New applications for residential loans moved higher last week, and purchase financing was out front of the weekly gain.
On a seasonally adjusted basis, the Market Composite Index rose six percent in the week ended Nov. 13 from a week prior.
The index
—
a measure of home loan application volume — was down six percent, however, with no seasonal adjustments.
The Mortgage Bankers Association reported the index in its Weekly Mortgage Applications Survey.
A 12 percent bump was reported by MBA for purchase applications, though purchase activity slipped three percent without factoring in seasonality.

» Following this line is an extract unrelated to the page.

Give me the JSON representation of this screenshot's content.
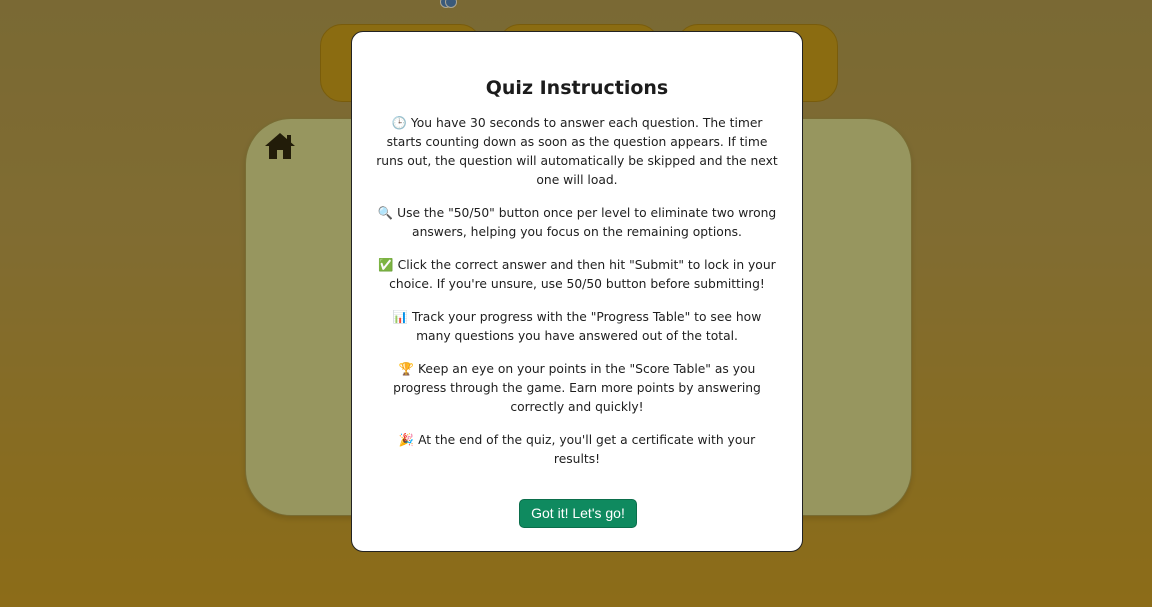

It was the second week in a row that purchase applications were stronger.
Compared to a year earlier, purchase business has risen 19 percent on an unadjusted basis.
At $301,200, the average loan size for purchase applications reached “a survey high.”
The seasonally adjusted Refinance Index inched up two percent from the week ended Nov. 6 despite a decline in refinance share to 58.6 percent from 59.8 percent.
The trade group said that 6.3 percent of the latest week’s applications were for adjustable-rate mortgages,
thinning from 6.6 percent ARM share in the previous report.
Applications for mortgages insured by the Federal Housing Administration represented 14.4 percent of the most-recent activity. FHA share widened from 14.1 percent a week earlier.
Also increasing was the share of applications for loans guaranteed by the Department of Veterans Affairs — to 11.7 percent from 10.9 percent.
The jumbo-conforming spread was a negative
13 basis points, far wider than in the report seven days prior when jumbo rates were eight BPS less than conforming rates.